The answer to your question is the gravitational field of the black hole, which already exists before the (for example neutron star) collapses into a black hole and, moreover, this gravitational field extends to infinity (so outside the horizon).
Since the gravitational field already exists for the collapsing star, when the collapse "happens", the event horizon (which is not a physical thing, rather, a boundary) happens to be so that the gravitational field extends outside of it too.
A black hole, however, can have an electric charge, which means there is an electric field around it. This is not a paradox because a static electric field is different from electromagnetic radiation. Similarly, a black hole has a mass, so it has a gravitational field around it. This is not a paradox either because a gravitational field is different from gravitational radiation.
How does gravity escape a black hole?
The fact that the gravitational field extends outside the horizon, is no contradiction. Nothing, no information or particles need to travel from inside, because the gravitational field of the collapsing star (for example a neutron star) already existed outside the boundary (that we later call event horizon), and so the energy of this gravitational field can (and in your example does) influence the quantum fields outside the horizon.

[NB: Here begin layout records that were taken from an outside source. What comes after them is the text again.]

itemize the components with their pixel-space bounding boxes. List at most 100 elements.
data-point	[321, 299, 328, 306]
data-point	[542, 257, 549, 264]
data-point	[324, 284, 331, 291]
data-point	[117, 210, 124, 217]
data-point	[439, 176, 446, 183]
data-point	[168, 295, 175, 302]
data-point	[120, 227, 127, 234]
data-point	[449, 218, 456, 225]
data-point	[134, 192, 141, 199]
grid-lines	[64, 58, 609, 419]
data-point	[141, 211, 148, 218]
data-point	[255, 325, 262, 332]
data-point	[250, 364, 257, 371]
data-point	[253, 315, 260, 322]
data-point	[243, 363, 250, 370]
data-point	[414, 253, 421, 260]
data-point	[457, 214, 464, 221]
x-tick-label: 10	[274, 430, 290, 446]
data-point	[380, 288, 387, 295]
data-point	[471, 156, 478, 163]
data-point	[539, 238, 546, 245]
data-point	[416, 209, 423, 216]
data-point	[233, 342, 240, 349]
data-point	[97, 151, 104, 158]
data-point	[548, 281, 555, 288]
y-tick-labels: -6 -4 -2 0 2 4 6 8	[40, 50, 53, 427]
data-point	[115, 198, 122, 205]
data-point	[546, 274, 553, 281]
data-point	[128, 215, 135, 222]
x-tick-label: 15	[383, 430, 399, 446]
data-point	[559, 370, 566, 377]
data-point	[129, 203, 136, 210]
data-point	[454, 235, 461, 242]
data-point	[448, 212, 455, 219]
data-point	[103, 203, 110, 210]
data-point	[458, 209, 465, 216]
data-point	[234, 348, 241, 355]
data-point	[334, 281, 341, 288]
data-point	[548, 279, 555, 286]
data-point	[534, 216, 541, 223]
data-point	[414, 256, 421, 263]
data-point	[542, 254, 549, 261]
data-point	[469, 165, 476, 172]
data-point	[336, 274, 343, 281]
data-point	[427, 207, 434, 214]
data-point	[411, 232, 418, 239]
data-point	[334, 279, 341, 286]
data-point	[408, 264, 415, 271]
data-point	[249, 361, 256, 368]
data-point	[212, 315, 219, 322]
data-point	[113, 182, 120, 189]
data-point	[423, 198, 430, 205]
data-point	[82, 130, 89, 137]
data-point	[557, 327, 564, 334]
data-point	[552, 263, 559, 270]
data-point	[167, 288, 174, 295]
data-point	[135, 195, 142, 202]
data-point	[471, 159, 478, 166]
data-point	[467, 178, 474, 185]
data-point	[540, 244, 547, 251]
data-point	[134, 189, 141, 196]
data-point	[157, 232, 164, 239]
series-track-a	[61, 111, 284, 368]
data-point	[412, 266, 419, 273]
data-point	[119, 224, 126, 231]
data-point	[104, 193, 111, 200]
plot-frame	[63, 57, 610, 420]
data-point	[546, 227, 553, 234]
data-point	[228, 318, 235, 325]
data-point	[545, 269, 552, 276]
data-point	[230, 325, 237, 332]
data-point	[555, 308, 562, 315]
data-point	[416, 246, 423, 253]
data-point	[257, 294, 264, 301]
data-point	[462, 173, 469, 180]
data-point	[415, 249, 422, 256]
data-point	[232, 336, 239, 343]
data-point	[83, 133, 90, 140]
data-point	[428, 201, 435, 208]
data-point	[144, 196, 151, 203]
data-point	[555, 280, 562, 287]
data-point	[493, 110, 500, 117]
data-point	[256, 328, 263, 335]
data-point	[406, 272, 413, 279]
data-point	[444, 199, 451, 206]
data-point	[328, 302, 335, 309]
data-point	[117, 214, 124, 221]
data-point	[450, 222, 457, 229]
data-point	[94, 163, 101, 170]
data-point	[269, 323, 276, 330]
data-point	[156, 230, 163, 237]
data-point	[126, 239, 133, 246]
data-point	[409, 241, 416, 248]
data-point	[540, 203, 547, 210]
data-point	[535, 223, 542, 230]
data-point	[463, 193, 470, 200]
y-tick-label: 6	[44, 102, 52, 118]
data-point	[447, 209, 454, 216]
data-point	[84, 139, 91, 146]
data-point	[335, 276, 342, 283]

This is what is used in the Hawking radiation arguments, where the virtual loop at the event horizon has one particle interacting with the gravitational field and energy is supplied by it so that the other becomes real and exits as real.
Can virtual particles be 'boosted' into becoming real particles by fields other than gravity?
Now there are many interpretations of Hawking radiation, in this one, the extreme energy of the gravitational field gives this "boost" to the quantum fields, helping fluctuations to manifest as (seen from a far away observer) as photons coming from the (outside region of the) black hole. This radiation is interpreted as Hawking radiation, and the reason it decreases the mass of the black hole is because it takes energy from the gravitational field of the black hole. No need for particles to go in or out the horizon or anything to be influenced from inside the horizon (of course there are many equivalently good interpretations, including particles going in and out but these all originate from outside the horizon), but just energy taken from the gravitational field of the black hole, decreasing its mass, which corresponds to the fact that in mainstream physics, the mass of the black hole is derived from its gravitational field's energy (ADM, Komar, Bondi).
So again, the answer is the gravitational field (and its energy) of the black hole which already exists outside the horizon. Please note that there is a way to view this intuitively (if I understand correctly that you are assuming an external view of the black hole) where all the energy of the black hole is outside the horizon (because it never crosses in a fininte amount of time), and it all evaporates before the black hole could fully form for a far away observer.